Club Italiano San Bernardo “Antonio Morsiani”

 ANTEPRIMA MONDIALE ASSOLUTA: NUOVO STANDARD

IL NUOVO STANDARD DEL CANE DI SAN BERNARDO

(approvato dalla FCHI 29/10/2003 e in vigore dal 1 aprile 2004)

Premessa 

(traduzione del Dr. Giovanni Morsiani)

 

Il testo completo del NUOVO STANDARD DEL CANE DI SAN BERNARDO, che il Club Italiano San Bemardo (CISB) pubblica qui in anteprima mondiale assoluta, è frutto del lavoro congiunto, durato oltre 5 anni, di tecnici, giudici, presidenti di club ed allevatori di Svizzera, Germania, Italia e Danimarca. ln particolare sono da ricordare il Dr. Jean Maurice Paschoud (compianto presidente della Commissione standard FCI), la Sig.ra Christine Rossier (giudice e dirigente dell'SKG svizzero), il Sig.
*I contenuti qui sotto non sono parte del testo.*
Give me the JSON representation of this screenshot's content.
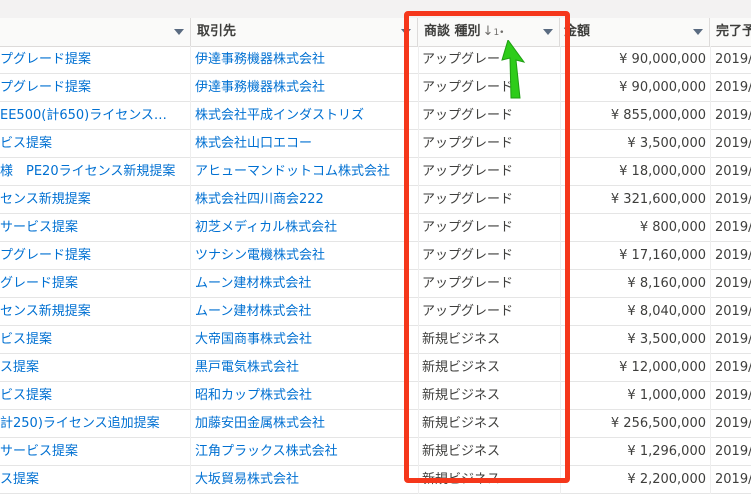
{
  "columns": [
    {
      "label": ""
    },
    {
      "label": "取引先"
    },
    {
      "label": "商談 種別",
      "sort_arrow": "↓",
      "sort_index": "1",
      "sort_marker": "•"
    },
    {
      "label": "金額"
    },
    {
      "label": "完了予"
    }
  ],
  "rows": [
    {
      "name": "プグレード提案",
      "account": "伊達事務機器株式会社",
      "type": "アップグレー",
      "amount": "¥ 90,000,000",
      "date": "2019/"
    },
    {
      "name": "プグレード提案",
      "account": "伊達事務機器株式会社",
      "type": "アップグレード",
      "amount": "¥ 90,000,000",
      "date": "2019/"
    },
    {
      "name": "EE500(計650)ライセンス…",
      "account": "株式会社平成インダストリズ",
      "type": "アップグレード",
      "amount": "¥ 855,000,000",
      "date": "2019/"
    },
    {
      "name": "ビス提案",
      "account": "株式会社山口エコー",
      "type": "アップグレード",
      "amount": "¥ 3,500,000",
      "date": "2019/"
    },
    {
      "name": "様　PE20ライセンス新規提案",
      "account": "アヒューマンドットコム株式会社",
      "type": "アップグレード",
      "amount": "¥ 18,000,000",
      "date": "2019/"
    },
    {
      "name": "センス新規提案",
      "account": "株式会社四川商会222",
      "type": "アップグレード",
      "amount": "¥ 321,600,000",
      "date": "2019/"
    },
    {
      "name": "サービス提案",
      "account": "初芝メディカル株式会社",
      "type": "アップグレード",
      "amount": "¥ 800,000",
      "date": "2019/"
    },
    {
      "name": "プグレード提案",
      "account": "ツナシン電機株式会社",
      "type": "アップグレード",
      "amount": "¥ 17,160,000",
      "date": "2019/"
    },
    {
      "name": "グレード提案",
      "account": "ムーン建材株式会社",
      "type": "アップグレード",
      "amount": "¥ 8,160,000",
      "date": "2019/"
    },
    {
      "name": "センス新規提案",
      "account": "ムーン建材株式会社",
      "type": "アップグレード",
      "amount": "¥ 8,040,000",
      "date": "2019/"
    },
    {
      "name": "ビス提案",
      "account": "大帝国商事株式会社",
      "type": "新規ビジネス",
      "amount": "¥ 3,500,000",
      "date": "2019/"
    },
    {
      "name": "ス提案",
      "account": "黒戸電気株式会社",
      "type": "新規ビジネス",
      "amount": "¥ 12,000,000",
      "date": "2019/"
    },
    {
      "name": "ビス提案",
      "account": "昭和カップ株式会社",
      "type": "新規ビジネス",
      "amount": "¥ 1,000,000",
      "date": "2019/"
    },
    {
      "name": "計250)ライセンス追加提案",
      "account": "加藤安田金属株式会社",
      "type": "新規ビジネス",
      "amount": "¥ 256,500,000",
      "date": "2019/"
    },
    {
      "name": "サービス提案",
      "account": "江角プラックス株式会社",
      "type": "新規ビジネス",
      "amount": "¥ 1,296,000",
      "date": "2019/"
    },
    {
      "name": "ス提案",
      "account": "大坂貿易株式会社",
      "type": "新規ビジネス",
      "amount": "¥ 2,200,000",
      "date": "2019/"
    }
  ],
  "colors": {
    "highlight_box": "#f5371b",
    "pointer_arrow": "#2ecc1a",
    "link": "#0070d2"
  }
}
Roland Hans (giudice specialista ed attuale presidente onorario del Club Svizzero), il Prof. Peter Brieskorn (giudice specialista ed attuale presidente del Club Tedesco), il Dr. Antonio Morsiani (compianto giudice specialista e presidente del Club Italiano, sia per il dettaglio cinotecnico che per i disegni), il Dr. Giovanni Morsiani (giudice specialista ed attuale presidente del Club Italiano), l'Ing. Per Bay (giudice specialista e membro del Club Danese), il sig. Rudolf Thomann (attuale presidente del Club Svizzero), il Dr. Martin Koenig (giudice specialista e dirigente del Club Svizzero).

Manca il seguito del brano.